An explosion or accidental release in a refinery or chemical plant can cause extensive environmental damage and trigger thousands of damage claims for those in the pathway of the toxic plume. This presents an enormous challenge to our already overburdened court system, which can result in substantial delay in the injured parties receiving appropriate compensation.
Mediation and ADR have repeatedly proven to be enormously valuable as a means for resolving these mass toxic tort claims. Once liability has been established and a settlement fund put in place, ADR provides a way to condense many years of expensive litigation into a precise, cost-effective, and efficient process that provides fair compensation to thousands of people that were affected by an accidental chemical release.
I personally have served as special master in a number of these cases, devising and administering a claims resolution process to provide swift, fair and efficient resolution of toxic tort claims. A properly designed and implemented ADR process can determine: (1) who will receive the benefits of the comprehensive settlement, (2) how much each of these individuals will receive, and (3) what criteria will be used to make these determinations. All this can be achieved in a supervised process that ensures consistency in review, determination and payment.
One of the most challenging toxic tort assignments I’ve handled involved an accident at a UNOCAL refinery in Southern California, which caused a 16-day airborne release of an allegedly toxic chemical. Changes in the prevailing wind direction over the release period caused the chemicals to impact several different towns surrounding the refinery before the leak was repaired. More than 10,000 thousand people who lived or worked in the impacted area filed claims in mass tort and class action lawsuits. A mediated settlement created an $80 million fund for those affected. In order to find a process to fairly and efficiently distribute that fund among the claimants with different degrees of exposure and symptoms of injury, the parties again turned to ADR.

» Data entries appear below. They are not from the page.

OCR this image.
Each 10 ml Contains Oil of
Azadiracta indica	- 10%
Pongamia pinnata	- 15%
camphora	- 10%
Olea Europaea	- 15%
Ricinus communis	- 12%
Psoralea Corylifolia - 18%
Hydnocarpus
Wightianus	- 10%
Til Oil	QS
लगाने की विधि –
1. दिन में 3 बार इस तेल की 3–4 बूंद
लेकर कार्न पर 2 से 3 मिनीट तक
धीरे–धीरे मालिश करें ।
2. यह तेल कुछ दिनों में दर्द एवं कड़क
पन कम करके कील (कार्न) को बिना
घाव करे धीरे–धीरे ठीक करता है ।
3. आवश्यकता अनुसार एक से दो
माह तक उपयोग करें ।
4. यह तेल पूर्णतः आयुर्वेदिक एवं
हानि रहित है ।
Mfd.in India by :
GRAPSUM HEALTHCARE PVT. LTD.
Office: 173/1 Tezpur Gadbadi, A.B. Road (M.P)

The attorneys, parties and I worked together to create a process that broadly included three payment options: (1) automatic payment, (2) payment to those that were seriously injured, and (3) payment to those with “mid-level injuries. For the first category – automatic payment – the plume of contamination was visually superimposed onto a street map of the impacted area. We then dispersed uniform payments to eligible claimants based on their locations within the “geo-coded” area. Those individuals needed only to complete an election form with a simple verification of their location during the period of release to receive a modest payment.
Claimants who filed for the second category of relief – serious injury claims – were required to submit medical records and a short memorandum outlining the injuries allegedly caused by the release. Serious injury claimants individually attended abbreviated hearings before a small group of designated hearing officers. The awards to these claimants were case specific, based on the evidence presented. This process provided a forum for the more seriously injured class members to present their cases and to be heard.
For the third category – mid-level claims – individuals were required to submit their medical records along with a short briefing. Determinations were made for these claimants on the papers without hearings. Their compensation was also awarded on a case-by-case basis. The awards of these claimants were lower than the awards for the seriously injured claimants, but higher than the awards for claimants who filed automatic payments claims.
Thus, the process was designed to correspond directly to the severity of injury alleged, the degree of proof required for each tier of recovery and the share of settlement proceeds which each category of claimant could seek. In this way, claimants and their lawyers could choose the recovery category appropriate for that client.
As a result of this process, 95 percent of the funds were awarded and disbursed to the claimants within three to 12 months. More than 1,200 serious injury hearings were held in this time frame.
This tiered approach to allocation was a success for a variety of reasons. First, claimants were part of the process; they were able to self-select into the damages category that they believed best fit their own situation. As a result, few claimants challenged their allocated share of the aggregate award because they believed they were entitled to more of the proceeds or because they believed that the allocation formula unfairly disfavored them. Second, because the allocation process was transparent, and because it provided a forum for injured claimants to be heard, claimants viewed the process as fair, just and transparent, which avoided the myriad of conflict of interest issues and complaints that mass tort settlements frequently generate.
Under this plan, funds were dispensed to claimants both quickly and cost effectively. Funds that were designated for distribution to the effected population were not drained by excessive fees and transaction costs. Defendants were able to create the fund and then remove themselves from the process of allocation, leaving it to the mediator to design and implement a program, which fairly and fully compensated the full spectrum of injured claimants.
3I suggest that could not have happened through traditional court-based procedures.